In this dripping valley, I've become a glutton. It's not the food that's important. It's eating the food that's important. Radically devouring everything. Finishing off the mountains of food. Cleaning the plate is important. Usually horribly greasy food. Away with it, get it down as quickly as possible. Off the plate and into the stomach. Always a rush. I stuff myself. Beat myself up. It's sheer torture. Good thing the schillings are pretty well used up. Just one more night. One more breakfast. Then I'll sneak off.

A huge mass of food, this breakfast. A whopping mass. The waitress is a whopper, too. Pretty dishy, this waitress. Now see how you cope with this whopping dish. That's what the dishy waitress thinks, a combative look in her eye. She'll see how I cope with it. This mountain is my last mountain here in Austria. Clear away the mass, bit by bit. Get stuck in one more time. Just get it all down. I managed to cope with the rain, too. That was something as well, the rain. Already bucketing down early in the morning. The waitress brings the rainy breakfast in whopping masses. And, bit by bit, the monumental breakfast act is consummated.

Back to Lech again. A long way back by now. I wanted to visit the fishpond in Lech. Actually, it was the mental image that wouldn't let go of me. The image of a fishpond back there in the mountains. Haunted by images, I had to find that fishpond. The way to the green fishponds at the very end of the valley led past all the other ponds nestled among the mountains. How the fish lay in the still water. Like pieces of drifting wood.

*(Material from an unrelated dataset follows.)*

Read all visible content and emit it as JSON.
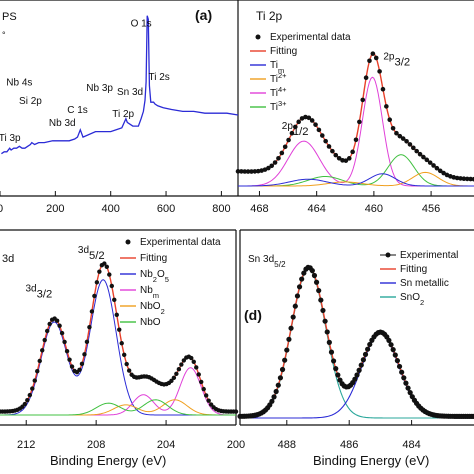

Masses of drifting wood. A wondrous calm lay over the drifting masses of fish. Like the calm after a catastrophe, it seemed to me. Or the calm before a catastrophe. Shy animals driven together into sluggish masses. For once, no rain. For once, no sound. Gentle movement in the green water. Far back in the mountains, the tranquil bodies in the water. Little white flakes on their noses. You see that very clearly from close up. They're ill, these lovely animals. White flakes are growing from their bodies. Everywhere in the green water, the white blooms of disease. Down there, below the green mountains, they drift, the white blossoms. All the way in the back of the beyond, the essential thing, finally. That's stayed with me.